I bite down on my lip. His expression is ice. It sears coldly into me. “I …” My mouth is dry; my tongue sticks to my teeth. I force it open and say, “I don’t know …” But what don’t I know? I can’t finish the sentence, because there’s nothing to finish it with.

 

“I know,” he says quietly. “Looking at you, Colleen, I don’t see a lady who’s eager to enter into this life. Not like some women. You get those, you know, hanging around the bars and the clubs, hanging off the made men like they think they’re going to leave their wives for a stripper. It never works, but there it is; they want it. But not you. Looking at you, I see a lady who’d be better served in a warm, comfortable home someplace, baking a fucking apple pie and bringing her boyfriend a beer or two. Not this shit.” His face twists, and he makes as if to knock the beer from the table. Then he glances around and remembers himself: an Italian in a sea of Irish. But he looks relieved that nobody approaches the table. We’re alone, even if we’re not. Nobody is watching us close enough to sense that everything is about to change.

 

“Do you have anything you want to tell me?” he asks, his voice dead quiet.

 

“What do you mean?” I say on instinct, but I know and, looking at him, I see that he knows as well.

 

“I’m going to ask you one last time.” His voice is as taut as a hairband tied around too much hair, stretching almost to the breaking point, and soon it’ll snap. His gaze continues to burn. “Is there anything you want to tell me?”

 

I should call for help. That look in his eyes is nothing good. Father would want me to call for help, but I don’t. It’s not even that I can’t—that my voice does not work, or anything like that—just that I don’t want to. I felt bad enough putting that powder into his drink.

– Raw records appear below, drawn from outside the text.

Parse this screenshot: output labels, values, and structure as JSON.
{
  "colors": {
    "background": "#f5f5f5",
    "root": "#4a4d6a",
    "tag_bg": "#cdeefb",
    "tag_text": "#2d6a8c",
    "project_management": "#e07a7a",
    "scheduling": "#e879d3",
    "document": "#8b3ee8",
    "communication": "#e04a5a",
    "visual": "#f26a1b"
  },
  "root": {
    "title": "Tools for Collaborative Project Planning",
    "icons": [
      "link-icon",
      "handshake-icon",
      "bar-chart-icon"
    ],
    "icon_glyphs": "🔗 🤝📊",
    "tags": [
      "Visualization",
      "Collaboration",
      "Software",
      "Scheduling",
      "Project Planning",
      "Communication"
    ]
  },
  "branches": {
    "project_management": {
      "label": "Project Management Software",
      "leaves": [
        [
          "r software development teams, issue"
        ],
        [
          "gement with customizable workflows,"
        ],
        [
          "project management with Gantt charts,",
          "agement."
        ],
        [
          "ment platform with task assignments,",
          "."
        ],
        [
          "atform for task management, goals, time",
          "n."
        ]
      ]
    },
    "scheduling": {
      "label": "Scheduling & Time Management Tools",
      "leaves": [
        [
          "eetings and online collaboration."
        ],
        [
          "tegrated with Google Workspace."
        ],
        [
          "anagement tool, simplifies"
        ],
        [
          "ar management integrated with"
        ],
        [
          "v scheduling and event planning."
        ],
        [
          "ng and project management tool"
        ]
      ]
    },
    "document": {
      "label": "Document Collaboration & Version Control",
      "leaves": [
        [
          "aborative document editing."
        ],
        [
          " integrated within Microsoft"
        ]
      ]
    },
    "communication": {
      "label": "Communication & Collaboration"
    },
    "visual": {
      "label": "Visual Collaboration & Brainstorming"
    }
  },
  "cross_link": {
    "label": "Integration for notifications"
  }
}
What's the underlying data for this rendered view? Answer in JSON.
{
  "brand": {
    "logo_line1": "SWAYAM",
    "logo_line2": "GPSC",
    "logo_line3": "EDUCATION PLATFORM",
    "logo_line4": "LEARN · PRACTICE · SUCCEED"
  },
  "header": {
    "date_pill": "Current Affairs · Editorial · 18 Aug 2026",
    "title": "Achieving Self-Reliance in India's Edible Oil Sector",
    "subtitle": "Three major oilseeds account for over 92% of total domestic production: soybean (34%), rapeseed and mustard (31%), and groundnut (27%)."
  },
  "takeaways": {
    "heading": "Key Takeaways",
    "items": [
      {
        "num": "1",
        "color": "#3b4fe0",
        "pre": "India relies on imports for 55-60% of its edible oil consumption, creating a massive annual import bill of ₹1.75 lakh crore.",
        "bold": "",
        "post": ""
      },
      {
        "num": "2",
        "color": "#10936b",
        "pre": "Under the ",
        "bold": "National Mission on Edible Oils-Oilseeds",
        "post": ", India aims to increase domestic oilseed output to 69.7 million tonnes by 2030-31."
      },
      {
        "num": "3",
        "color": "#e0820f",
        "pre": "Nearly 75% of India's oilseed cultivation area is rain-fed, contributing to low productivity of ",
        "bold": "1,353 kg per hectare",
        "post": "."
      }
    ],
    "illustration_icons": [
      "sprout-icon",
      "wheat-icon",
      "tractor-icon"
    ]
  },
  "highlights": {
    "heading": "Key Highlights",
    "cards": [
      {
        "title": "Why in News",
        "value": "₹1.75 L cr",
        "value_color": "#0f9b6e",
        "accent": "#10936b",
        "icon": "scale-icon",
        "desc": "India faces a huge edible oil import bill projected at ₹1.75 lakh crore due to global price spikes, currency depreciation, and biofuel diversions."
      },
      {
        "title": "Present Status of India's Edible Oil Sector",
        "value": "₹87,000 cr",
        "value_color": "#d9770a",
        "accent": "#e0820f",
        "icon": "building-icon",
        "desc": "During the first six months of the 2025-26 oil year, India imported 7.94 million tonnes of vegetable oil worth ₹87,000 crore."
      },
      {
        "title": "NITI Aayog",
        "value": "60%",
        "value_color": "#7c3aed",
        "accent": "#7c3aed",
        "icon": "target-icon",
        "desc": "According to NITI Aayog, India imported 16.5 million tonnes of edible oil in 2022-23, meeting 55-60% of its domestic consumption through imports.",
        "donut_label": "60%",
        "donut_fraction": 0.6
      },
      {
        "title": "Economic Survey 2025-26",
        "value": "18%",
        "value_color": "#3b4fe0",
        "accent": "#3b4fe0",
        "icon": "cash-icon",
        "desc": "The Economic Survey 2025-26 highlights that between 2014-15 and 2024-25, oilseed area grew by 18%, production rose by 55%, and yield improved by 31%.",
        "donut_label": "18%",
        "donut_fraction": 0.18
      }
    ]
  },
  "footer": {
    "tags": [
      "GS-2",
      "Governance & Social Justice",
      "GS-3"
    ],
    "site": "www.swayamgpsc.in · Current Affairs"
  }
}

If the Irish get hold of him after he’s threatened their princess—I hate thinking of myself like that, but they don’t—who knows what they’ll do to him?

 

I let out a sigh, half relief and half fear. “I put something in your drink,” I admit.

 

He listens closely when I tell him about the powder, Father giving it to me and telling me to put it in as discreetly as possible.

 

“I guess I forgot that part,” I say, trying for a joke.

 

“Hmm.” He takes out his cell phone and leans back in his chair, looking at me with coldness now. Jokey Gabriel is gone. “There’s been a change of plans, skipper,” Gabriel says. “That bastard Shane ordered her to put something in my drink. Yeah, yeah, exactly. So what do we … A change of plan? Okay, skip. I’ll check in soon.”

 

He hangs up his cell phone and then leans forward, placing his forearms on the table. “There are two ways this can go,” he whispers. There’s violence in his voice, just waiting to be unleashed. “Either you can come with me quietly and none of your Irish brethren have to die, or you can make a fuss and I’ll kill as many bastards as I can before they take me out. And they will take me out. I’m not crazy. I can see that. But not before I do some real damage. Or … you come with me, you don’t make a sound, and I don’t have to hurt anybody. What’ll it be, Colleen O’Rourke?”

 

I look around the restaurant, at the couples talking obliviously, the bar staff and the waiters and the busboy carrying a tray of dirty dishes toward the kitchen.

 

I swallow both fear and nerves and then slowly stand up. “Let’s go.”